Multiple Changefeeds in TiCDC Contain the Same Table

Note:
This topic has been translated from a Chinese forum by GPT and might contain errors.

Original topic: ticdc多个changefeed包含相同的表

| username: HACK

To improve efficiency, please provide the following information. Clear problem descriptions can be resolved more quickly:
【TiDB Usage Environment】Production, Testing, Research
【TiDB Version】
【Encountered Problem】
Created two changefeeds named cdc1 and cdc2.
Both changefeeds are configured to synchronize the same table testdb.test.

In this case, is there only one changefeed synchronization task at the same time to replicate the data on this test table?

【Reproduction Path】What operations were performed to encounter the problem
【Problem Phenomenon and Impact】

【Attachments】

Please provide the version information of each component, such as cdc/tikv, which can be obtained by executing cdc version/tikv-server --version.

| username: Meditator | Original post link

  1. It hasn’t been verified, but theoretically, there will only be one processor on a capture to handle this task because the table_id of the testdb.test table is globally unique, and the processor owner will hash this task to different captures based on this table_id.
  2. If there is only one task (changefeed) running, then if the sinks are different, wouldn’t that mean only one sink is working?! I don’t have the environment at hand right now, I’ll test it later.
| username: HACK | Original post link

In the case of multiple sinks, I haven’t tested it.
In my environment, there is only one downstream TiDB environment, and there are two changefeeds synchronizing the same table upstream at the same time. I haven’t found any anomalies.

| username: Meditator | Original post link

Use changefeed query to check the task status and see the checkpoint rolling situation.

| username: neilshen | Original post link

No, two changefeeds will simultaneously synchronize the data on this test table.

| username: HACK | Original post link

For example, when performing an insert operation on the test table, what internal mechanism is used for deduplication during downstream replication? Otherwise, it would result in two insert operations.

| username: BinLi1988 | Original post link

But the problem is that you did configure two changefeeds, didn’t you? Isn’t that twice?

| username: HACK | Original post link

Recreated a non-primary key table and observed that it indeed generated 2 identical records. Additionally, there were duplicate DDL execution entries in the CDC logs when the table was created.

If a primary key table is synchronized, it can also be synced downstream, but no related primary key conflict information was found in the logs.

| username: neilshen | Original post link

It won’t deduplicate; changefeeds are independent of each other. They don’t know which tables other changefeeds are capturing or where they are syncing to.

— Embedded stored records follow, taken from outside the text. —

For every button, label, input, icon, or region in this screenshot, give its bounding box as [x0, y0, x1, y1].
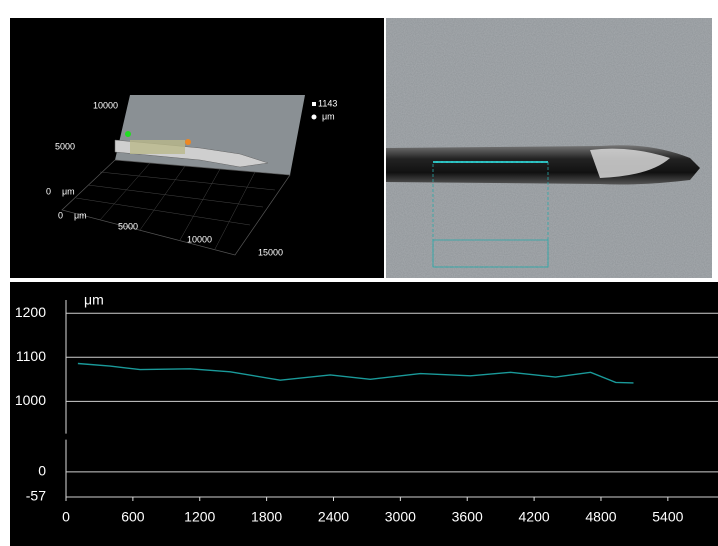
view3d-label: 15000 [258, 247, 283, 257]
view3d-label: 5000 [55, 141, 75, 151]
view3d-label: 1143 [318, 98, 337, 108]
figure: 1000050000μm0μm500010000150001143μm μm -… [0, 0, 718, 546]
x-tick-label: 1800 [251, 509, 282, 525]
view3d-label: 10000 [187, 234, 212, 244]
x-tick-label: 3600 [452, 509, 483, 525]
x-tick-label: 0 [62, 509, 70, 525]
marker [185, 139, 191, 145]
selection-3d [130, 140, 185, 154]
y-tick-label: 1200 [15, 304, 46, 320]
y-tick-label: 1000 [15, 392, 46, 408]
scale-marker [312, 115, 317, 120]
view3d-label: μm [62, 186, 75, 196]
x-tick-label: 2400 [318, 509, 349, 525]
view3d-label: μm [74, 210, 87, 220]
x-tick-label: 5400 [652, 509, 683, 525]
y-tick-label: 1100 [16, 348, 46, 364]
view3d-label: μm [322, 111, 335, 121]
page: 1000050000μm0μm500010000150001143μm μm -… [0, 0, 718, 546]
y-axis-label: μm [84, 292, 104, 308]
x-tick-label: 4200 [519, 509, 550, 525]
marker [125, 131, 131, 137]
view3d-label: 10000 [93, 100, 118, 110]
x-tick-label: 4800 [585, 509, 616, 525]
view3d-label: 0 [58, 210, 63, 220]
y-tick-label: -57 [26, 488, 46, 504]
x-tick-label: 600 [121, 509, 145, 525]
x-tick-label: 1200 [184, 509, 215, 525]
y-tick-label: 0 [38, 463, 46, 479]
scale-marker [312, 102, 316, 106]
x-tick-label: 3000 [385, 509, 416, 525]
view3d-label: 0 [46, 186, 51, 196]
chart-panel [10, 282, 718, 546]
view3d-label: 5000 [118, 221, 138, 231]
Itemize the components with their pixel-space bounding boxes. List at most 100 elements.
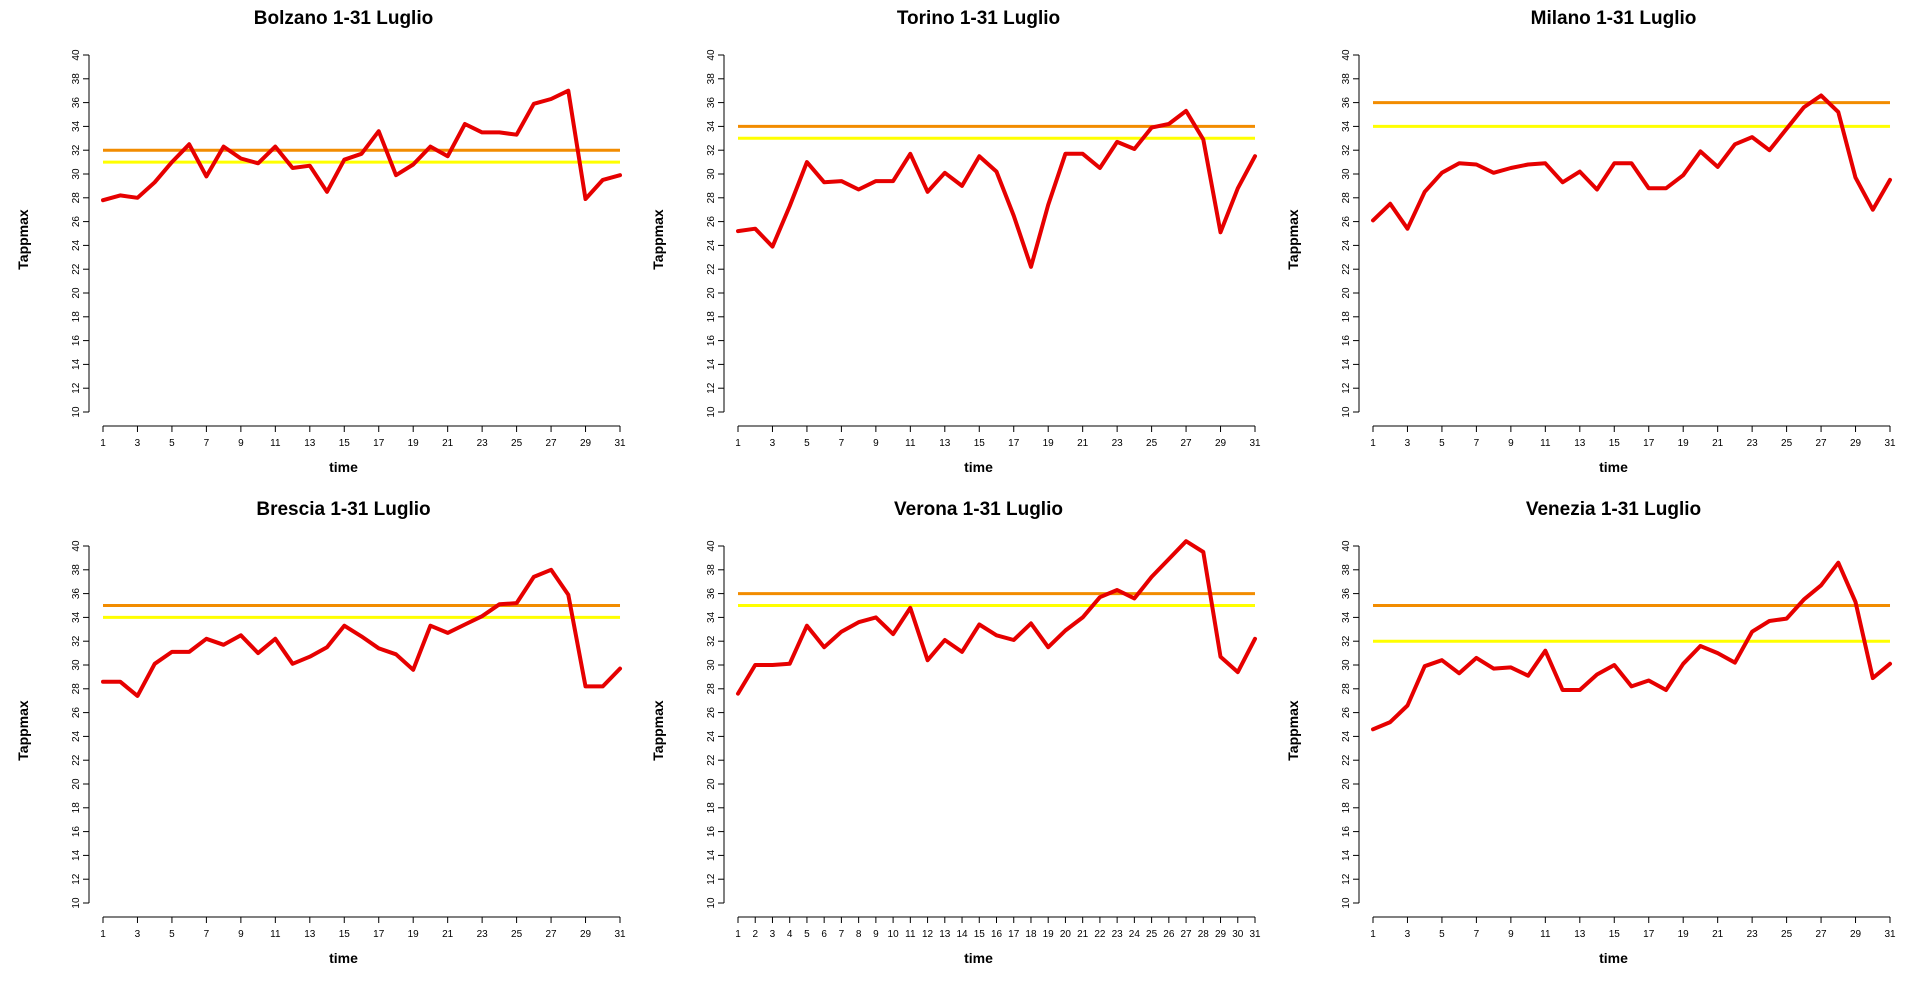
x-tick-label: 29 bbox=[580, 438, 592, 449]
x-tick-label: 3 bbox=[1405, 438, 1411, 449]
x-tick-label: 25 bbox=[511, 438, 523, 449]
y-tick-label: 32 bbox=[1341, 144, 1352, 156]
y-tick-label: 18 bbox=[706, 802, 717, 814]
y-tick-label: 30 bbox=[71, 168, 82, 180]
x-tick-label: 3 bbox=[770, 929, 776, 940]
y-tick-label: 30 bbox=[1341, 168, 1352, 180]
x-tick-label: 3 bbox=[1405, 929, 1411, 940]
y-tick-label: 22 bbox=[1341, 263, 1352, 275]
y-tick-label: 12 bbox=[1341, 873, 1352, 885]
x-tick-label: 19 bbox=[1043, 438, 1055, 449]
y-tick-label: 38 bbox=[706, 564, 717, 576]
y-tick-label: 22 bbox=[71, 754, 82, 766]
x-tick-label: 25 bbox=[1781, 438, 1793, 449]
x-tick-label: 25 bbox=[511, 929, 523, 940]
y-tick-label: 10 bbox=[1341, 897, 1352, 909]
x-tick-label: 30 bbox=[1232, 929, 1244, 940]
y-tick-label: 12 bbox=[706, 873, 717, 885]
y-tick-label: 24 bbox=[706, 730, 717, 742]
x-tick-label: 27 bbox=[1816, 929, 1828, 940]
x-tick-label: 1 bbox=[735, 438, 741, 449]
x-axis-label: time bbox=[329, 950, 358, 966]
x-tick-label: 9 bbox=[1508, 438, 1514, 449]
chart-panel-venezia: Venezia 1-31 Luglio 10 12 14 16 18 20 22 24 26 28 3… bbox=[1270, 491, 1905, 982]
y-tick-label: 14 bbox=[1341, 358, 1352, 370]
chart-svg: Bolzano 1-31 Luglio 10 12 14 16 18 20 22 24 26 28 3… bbox=[15, 8, 626, 475]
y-tick-label: 14 bbox=[1341, 849, 1352, 861]
x-tick-label: 8 bbox=[856, 929, 862, 940]
x-tick-label: 19 bbox=[408, 929, 420, 940]
x-tick-label: 17 bbox=[1643, 929, 1655, 940]
x-tick-label: 1 bbox=[100, 929, 106, 940]
x-tick-label: 12 bbox=[922, 929, 934, 940]
x-tick-label: 23 bbox=[1747, 929, 1759, 940]
x-tick-label: 14 bbox=[956, 929, 968, 940]
y-tick-label: 38 bbox=[1341, 564, 1352, 576]
chart-panel-torino: Torino 1-31 Luglio 10 12 14 16 18 20 22 24 26 28 30… bbox=[635, 0, 1270, 491]
chart-title: Torino 1-31 Luglio bbox=[897, 8, 1060, 29]
y-axis-label: Tappmax bbox=[15, 700, 31, 761]
x-tick-label: 17 bbox=[373, 929, 385, 940]
y-tick-label: 28 bbox=[706, 683, 717, 695]
y-tick-label: 26 bbox=[706, 707, 717, 719]
x-tick-label: 31 bbox=[1884, 438, 1896, 449]
y-tick-label: 34 bbox=[1341, 120, 1352, 132]
x-tick-label: 15 bbox=[974, 438, 986, 449]
y-axis-label: Tappmax bbox=[650, 209, 666, 270]
y-tick-label: 28 bbox=[1341, 192, 1352, 204]
x-tick-label: 25 bbox=[1781, 929, 1793, 940]
x-tick-label: 5 bbox=[1439, 438, 1445, 449]
x-tick-label: 4 bbox=[787, 929, 793, 940]
y-tick-label: 10 bbox=[1341, 406, 1352, 418]
x-tick-label: 1 bbox=[735, 929, 741, 940]
y-tick-label: 16 bbox=[706, 335, 717, 347]
x-tick-label: 20 bbox=[1060, 929, 1072, 940]
y-tick-label: 18 bbox=[71, 802, 82, 814]
y-tick-label: 36 bbox=[1341, 97, 1352, 109]
x-tick-label: 17 bbox=[1643, 438, 1655, 449]
x-tick-label: 15 bbox=[974, 929, 986, 940]
y-tick-label: 32 bbox=[71, 635, 82, 647]
series-line-tappmax bbox=[1371, 560, 1892, 732]
y-tick-label: 32 bbox=[706, 635, 717, 647]
y-tick-label: 30 bbox=[1341, 659, 1352, 671]
x-tick-label: 21 bbox=[1077, 929, 1089, 940]
x-tick-label: 15 bbox=[339, 438, 351, 449]
y-tick-label: 20 bbox=[71, 778, 82, 790]
x-tick-label: 3 bbox=[770, 438, 776, 449]
x-tick-label: 6 bbox=[821, 929, 827, 940]
y-tick-label: 38 bbox=[71, 73, 82, 85]
x-tick-label: 7 bbox=[1474, 929, 1480, 940]
y-tick-label: 24 bbox=[1341, 730, 1352, 742]
x-tick-label: 13 bbox=[939, 438, 951, 449]
y-tick-label: 38 bbox=[71, 564, 82, 576]
chart-title: Milano 1-31 Luglio bbox=[1531, 8, 1697, 29]
y-tick-label: 12 bbox=[1341, 382, 1352, 394]
x-tick-label: 23 bbox=[1112, 929, 1124, 940]
y-tick-label: 30 bbox=[706, 168, 717, 180]
y-tick-label: 12 bbox=[706, 382, 717, 394]
x-tick-label: 9 bbox=[1508, 929, 1514, 940]
x-tick-label: 16 bbox=[991, 929, 1003, 940]
y-tick-label: 36 bbox=[706, 588, 717, 600]
series-line-tappmax bbox=[1371, 93, 1892, 231]
y-tick-label: 16 bbox=[1341, 826, 1352, 838]
x-tick-label: 9 bbox=[238, 438, 244, 449]
x-axis-label: time bbox=[329, 459, 358, 475]
y-tick-label: 24 bbox=[706, 239, 717, 251]
chart-svg: Torino 1-31 Luglio 10 12 14 16 18 20 22 24 26 28 30… bbox=[650, 8, 1261, 475]
x-tick-label: 5 bbox=[1439, 929, 1445, 940]
y-tick-label: 16 bbox=[1341, 335, 1352, 347]
x-tick-label: 28 bbox=[1198, 929, 1210, 940]
x-tick-label: 31 bbox=[1249, 929, 1261, 940]
x-tick-label: 27 bbox=[546, 438, 558, 449]
x-tick-label: 19 bbox=[408, 438, 420, 449]
y-tick-label: 38 bbox=[706, 73, 717, 85]
x-tick-label: 27 bbox=[1181, 929, 1193, 940]
x-tick-label: 7 bbox=[204, 438, 210, 449]
y-tick-label: 22 bbox=[706, 263, 717, 275]
y-tick-label: 34 bbox=[71, 120, 82, 132]
y-tick-label: 40 bbox=[71, 540, 82, 552]
y-tick-label: 40 bbox=[1341, 49, 1352, 61]
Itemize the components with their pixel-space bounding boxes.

After recreating a non-primary key table, I indeed saw that the target produced 2 identical records. Additionally, when creating the table, there was information in the CDC log about the DDL being executed twice.

This does happen. If two changefeeds have the same downstream, both DML and DDL will be synced redundantly.

| username: xfworld | Original post link

Then it still wasn’t used according to the guidelines, which will cause a bunch of problems :star_struck:

| username: HACK | Original post link

Got it, thank you.

| username: system | Original post link

This topic will be automatically closed 60 days after the last reply. No new replies are allowed.